Puccini’s 
Manon Lescaut had something of a difficult
                gestation. The composer had enticed another man’s wife
                to live with him and it was make or break time for him after
                his first two operas, 
Le villi premiered on 31 May 1884
                and 
Edgar at La Scala on 21 April 1889, were only modestly
                received. He couldn’t settle with the chosen librettists
                who were changed to the extent that none put his name to the
                programme at the premieres. Being aware of these difficulties,
                and that shortly after the scheduled premiere La Scala was to
                stage Verdi’s last opera, 
Falstaff, Puccini’s
                publisher moved the venue to Turin. Despite these last minute
                fears the work was a resounding success. The applause began with
                the brief tenor aria 
Tra voi, belle in act 1 (CD 1 tr.2)
                and Puccini had to appear on stage to acknowledge it. At the
                end of the performance the composer and cast took thirty curtain
                calls. 
Manon Lescaut set Puccini on a secure financial
                and artistic future. Whilst not rivalling 
La Boheme, Tosca or 
Madama
                Butterfly among
 Puccini’s most popular works,
                its fraught emotional story draws from the composer all the hallmarks
                of his renowned compositional style. 
                
                1957 was a very busy year for Callas as far as recording was
                concerned. This was particularly in comparison with her declining
                appearances at La Scala as her socialite life-style took over.
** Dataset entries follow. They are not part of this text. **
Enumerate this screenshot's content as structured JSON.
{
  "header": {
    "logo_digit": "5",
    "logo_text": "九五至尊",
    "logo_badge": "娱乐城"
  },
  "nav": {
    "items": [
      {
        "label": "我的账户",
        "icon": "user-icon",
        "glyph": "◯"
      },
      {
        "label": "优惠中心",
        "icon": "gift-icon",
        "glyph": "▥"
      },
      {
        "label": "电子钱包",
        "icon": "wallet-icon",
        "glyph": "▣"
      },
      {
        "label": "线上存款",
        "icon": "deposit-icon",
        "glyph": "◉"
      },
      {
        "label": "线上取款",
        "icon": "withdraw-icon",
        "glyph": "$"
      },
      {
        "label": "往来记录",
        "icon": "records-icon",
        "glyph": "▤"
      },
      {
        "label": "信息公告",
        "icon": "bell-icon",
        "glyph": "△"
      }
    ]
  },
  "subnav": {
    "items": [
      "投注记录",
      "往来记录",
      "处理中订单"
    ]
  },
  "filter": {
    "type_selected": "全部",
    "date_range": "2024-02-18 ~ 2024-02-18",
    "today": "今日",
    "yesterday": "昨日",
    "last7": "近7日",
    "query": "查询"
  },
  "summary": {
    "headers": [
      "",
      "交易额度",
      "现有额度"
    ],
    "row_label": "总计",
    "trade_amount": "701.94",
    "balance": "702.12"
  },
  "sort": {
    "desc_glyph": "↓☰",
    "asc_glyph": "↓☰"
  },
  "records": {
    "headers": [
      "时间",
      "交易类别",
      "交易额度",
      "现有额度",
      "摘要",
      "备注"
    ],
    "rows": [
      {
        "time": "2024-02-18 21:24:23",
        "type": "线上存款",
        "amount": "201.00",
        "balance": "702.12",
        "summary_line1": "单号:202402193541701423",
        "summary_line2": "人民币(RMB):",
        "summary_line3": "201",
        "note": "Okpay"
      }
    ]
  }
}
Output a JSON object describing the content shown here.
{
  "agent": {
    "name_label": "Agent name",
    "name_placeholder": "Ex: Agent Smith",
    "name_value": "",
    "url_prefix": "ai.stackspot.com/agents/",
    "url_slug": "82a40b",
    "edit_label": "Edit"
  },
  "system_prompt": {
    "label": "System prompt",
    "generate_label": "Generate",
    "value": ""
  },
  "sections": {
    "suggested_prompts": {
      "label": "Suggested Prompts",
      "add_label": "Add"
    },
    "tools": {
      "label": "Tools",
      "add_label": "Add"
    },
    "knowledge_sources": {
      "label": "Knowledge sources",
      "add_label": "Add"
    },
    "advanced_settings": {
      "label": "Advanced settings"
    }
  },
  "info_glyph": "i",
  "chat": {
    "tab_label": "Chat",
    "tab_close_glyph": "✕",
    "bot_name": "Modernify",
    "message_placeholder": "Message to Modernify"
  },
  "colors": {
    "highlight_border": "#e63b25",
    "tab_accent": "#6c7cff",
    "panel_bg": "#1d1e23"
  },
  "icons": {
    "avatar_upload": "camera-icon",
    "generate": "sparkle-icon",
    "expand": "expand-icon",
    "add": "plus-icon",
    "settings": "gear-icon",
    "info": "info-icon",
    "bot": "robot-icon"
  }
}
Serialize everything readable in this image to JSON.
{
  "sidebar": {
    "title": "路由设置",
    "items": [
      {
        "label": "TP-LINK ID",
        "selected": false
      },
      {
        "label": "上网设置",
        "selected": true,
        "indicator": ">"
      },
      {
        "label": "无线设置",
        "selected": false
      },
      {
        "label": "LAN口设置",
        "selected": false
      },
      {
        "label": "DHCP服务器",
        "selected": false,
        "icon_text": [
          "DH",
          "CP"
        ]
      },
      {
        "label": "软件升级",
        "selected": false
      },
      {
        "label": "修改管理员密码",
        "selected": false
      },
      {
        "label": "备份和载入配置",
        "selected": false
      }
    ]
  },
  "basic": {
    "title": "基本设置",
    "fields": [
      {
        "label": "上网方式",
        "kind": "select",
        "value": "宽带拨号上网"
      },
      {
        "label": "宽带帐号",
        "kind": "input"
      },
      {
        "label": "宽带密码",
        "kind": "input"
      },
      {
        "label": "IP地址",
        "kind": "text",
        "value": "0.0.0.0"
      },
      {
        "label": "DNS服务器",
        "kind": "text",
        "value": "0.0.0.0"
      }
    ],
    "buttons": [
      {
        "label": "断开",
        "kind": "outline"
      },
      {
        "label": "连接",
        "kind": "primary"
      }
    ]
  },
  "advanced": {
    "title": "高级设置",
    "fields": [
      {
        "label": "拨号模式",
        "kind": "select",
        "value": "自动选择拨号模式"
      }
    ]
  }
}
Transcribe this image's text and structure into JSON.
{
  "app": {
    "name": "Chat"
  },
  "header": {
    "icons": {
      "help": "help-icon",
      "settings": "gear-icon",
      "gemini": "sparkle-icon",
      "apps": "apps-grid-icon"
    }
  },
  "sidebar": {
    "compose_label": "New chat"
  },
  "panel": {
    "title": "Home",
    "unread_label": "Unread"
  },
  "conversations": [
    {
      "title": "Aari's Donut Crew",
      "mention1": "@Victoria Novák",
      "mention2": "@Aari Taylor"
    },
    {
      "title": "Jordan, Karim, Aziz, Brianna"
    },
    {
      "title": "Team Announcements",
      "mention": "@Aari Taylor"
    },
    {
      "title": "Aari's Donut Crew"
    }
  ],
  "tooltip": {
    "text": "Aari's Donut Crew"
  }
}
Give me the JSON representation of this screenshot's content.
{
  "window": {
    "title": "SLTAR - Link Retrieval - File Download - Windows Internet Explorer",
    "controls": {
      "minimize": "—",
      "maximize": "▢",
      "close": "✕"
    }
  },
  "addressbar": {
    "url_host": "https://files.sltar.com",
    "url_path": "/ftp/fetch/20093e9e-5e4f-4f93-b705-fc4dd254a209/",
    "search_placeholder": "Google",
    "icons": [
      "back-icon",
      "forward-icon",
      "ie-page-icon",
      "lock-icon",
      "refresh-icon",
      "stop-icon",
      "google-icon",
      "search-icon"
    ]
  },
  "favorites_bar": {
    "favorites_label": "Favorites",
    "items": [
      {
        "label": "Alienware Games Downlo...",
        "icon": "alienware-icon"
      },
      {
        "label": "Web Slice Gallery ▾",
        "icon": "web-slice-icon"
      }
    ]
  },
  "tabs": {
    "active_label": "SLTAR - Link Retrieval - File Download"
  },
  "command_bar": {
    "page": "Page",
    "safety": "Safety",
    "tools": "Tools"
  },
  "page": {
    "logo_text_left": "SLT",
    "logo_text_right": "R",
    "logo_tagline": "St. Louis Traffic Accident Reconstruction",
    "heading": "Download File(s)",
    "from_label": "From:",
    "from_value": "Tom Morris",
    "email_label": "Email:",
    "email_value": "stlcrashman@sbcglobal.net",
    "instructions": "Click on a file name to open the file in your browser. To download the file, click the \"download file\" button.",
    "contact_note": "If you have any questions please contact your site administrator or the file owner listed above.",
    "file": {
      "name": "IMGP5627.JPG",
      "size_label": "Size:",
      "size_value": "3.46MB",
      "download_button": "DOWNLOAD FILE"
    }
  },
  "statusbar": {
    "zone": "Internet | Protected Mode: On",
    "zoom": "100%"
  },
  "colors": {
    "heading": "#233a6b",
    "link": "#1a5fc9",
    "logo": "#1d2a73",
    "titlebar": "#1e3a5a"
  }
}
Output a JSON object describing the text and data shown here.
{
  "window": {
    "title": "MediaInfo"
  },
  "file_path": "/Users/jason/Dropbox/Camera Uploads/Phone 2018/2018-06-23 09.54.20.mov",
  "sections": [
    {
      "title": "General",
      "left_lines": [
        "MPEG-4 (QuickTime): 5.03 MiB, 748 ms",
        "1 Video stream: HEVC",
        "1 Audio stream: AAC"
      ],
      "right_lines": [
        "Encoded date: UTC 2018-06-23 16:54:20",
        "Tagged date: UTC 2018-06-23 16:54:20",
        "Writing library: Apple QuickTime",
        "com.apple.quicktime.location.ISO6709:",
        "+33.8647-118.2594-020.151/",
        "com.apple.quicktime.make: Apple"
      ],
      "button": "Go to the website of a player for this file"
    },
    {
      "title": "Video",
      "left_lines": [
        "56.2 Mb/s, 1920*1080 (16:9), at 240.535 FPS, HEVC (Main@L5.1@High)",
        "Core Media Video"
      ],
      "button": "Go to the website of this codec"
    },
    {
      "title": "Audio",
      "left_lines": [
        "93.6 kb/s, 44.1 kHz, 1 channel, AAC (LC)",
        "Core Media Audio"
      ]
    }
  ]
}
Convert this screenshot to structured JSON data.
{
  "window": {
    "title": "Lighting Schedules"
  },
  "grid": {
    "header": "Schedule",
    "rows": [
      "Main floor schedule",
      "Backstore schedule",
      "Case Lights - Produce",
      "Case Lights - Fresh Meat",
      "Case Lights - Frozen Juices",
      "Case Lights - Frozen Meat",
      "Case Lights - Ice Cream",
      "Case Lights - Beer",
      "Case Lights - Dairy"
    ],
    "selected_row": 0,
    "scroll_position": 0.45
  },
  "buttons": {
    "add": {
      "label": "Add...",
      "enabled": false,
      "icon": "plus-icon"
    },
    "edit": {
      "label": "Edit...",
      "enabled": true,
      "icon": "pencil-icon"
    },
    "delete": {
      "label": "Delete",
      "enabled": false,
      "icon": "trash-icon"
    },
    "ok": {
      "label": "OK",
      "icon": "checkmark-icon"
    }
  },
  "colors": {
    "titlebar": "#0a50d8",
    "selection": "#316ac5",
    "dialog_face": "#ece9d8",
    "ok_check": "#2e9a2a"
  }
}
                In 1956 she and Gobbi had had a success there in 
Il barbiere
                di Siviglia (see 
review)
                and Walter Legge was keen to record the duo in the Rossini opera.
                Legge was also aware that Decca in particular was leaving his
                company behind in the technology of the emerging stereophonic
                recordings. This emerging technology was not possible at La Scala
                and the recording was made in London in February 1957. In that
                year Callas featured in three productions at La Scala with Legge
                choosing only to record 
La Sonnambula with his star soloist.
                He preferred to record her in the eponymous roles in Puccini’s 
Turandot which
                she had not sung for several years, and in 
Manon Lescaut,
                a role she never sang on stage. The two recordings were made
                in successive weeks in the La Scala theatre in mono with Tullio
                Serafin on the rostrum in both. I do not know how far Serafin
                prepared her, but Callas’s portrayal as Manon certainly
                comes over as one of the best of her Puccini interpretations.
                She varies her vocal tone and nuance as Manon evolves from the
                flighty fickleness of act 1, (CD 1 trs.1-12) through being Geronte’s
                rich self-centred mistress of act 2, (CDs 1 trs. 13-23) to her
                desperation and desolation in the final act (CD 2 trs.8-12).
                It is particularly in the last act, with her ability to act with
                the voice, that Callas is able fully to convey Manon’s
                fraught emotional state in 
Sola, perduta, abbandonata (CD
                2 tr.11) and the drama of her desperate situation as she is alone
                and dying in the desert. Giuseppe Di Stefano is in good voice
                as Des Grieux and particularly ardent in the act two duet 
Oh
                saro la piu bella! (CD 1 tr.20). The Lescaut and Geronte
                are adequate. 
                
                The Di Stefano appendices on CD 2 are not taken from any of the
                complete opera sets the tenor made with Callas. The 
Recondita
                armonia (tr.13) is that which appeared on HMV Red Label 78rpm
                shellac in 1948 with the tenor singing with fine taste, elegant
                phrasing and honeyed tone. The sonic quality of this earlier
                performance from London has much to commend it as a recording.
                The four items conducted by Antonio Votto, and recorded at La
                Scala, are the same as on the recently issued EMI Classics Icon
                206 0752 (see 
review).
                Di Stefano’s tone is coarser and those earlier honeyed
                tones so admired by many, not least by fellow tenors, have gone
                albeit his elegance of phrase has not. The high note in 
Ch’ella
                mi creda libero from 
La Fanciulla del West is a little
                squeezed (tr.14), the tenor coming more into his own in the 
Gianni
                Schicchi excerpt that follows. Di Stefano did not feature
                in the complete 
Turandot recording that preceded the 
Manon
                Lescaut recording. The role of des Grieux was sung by Eugenio
                Fernandi, a more robust voice. Here, Di Stefano’s 
Non
                piangere, Liu (tr.16) is loaded with pathos whilst his 
Nessun
                dorma! concludes with a ringing high note (Tr.17) as a fitting
                conclusion to the worthwhile appendix. 
                
                This performance was at full price as recently as 2006 and comparing
                this recording quality with that on the bargain priced 
Complete
                Edition of Callas’s Studio Recordings (see 
review)
                I can only marvel yet again at the sonic excellence that restoration
                engineer Mark Obert-Thorn achieves from LP originals now made
                available at bargain price. Let us hope that proposals to extend
                copyright do not come to fruition, as this quality allied to
                price advantage would disappear overnight.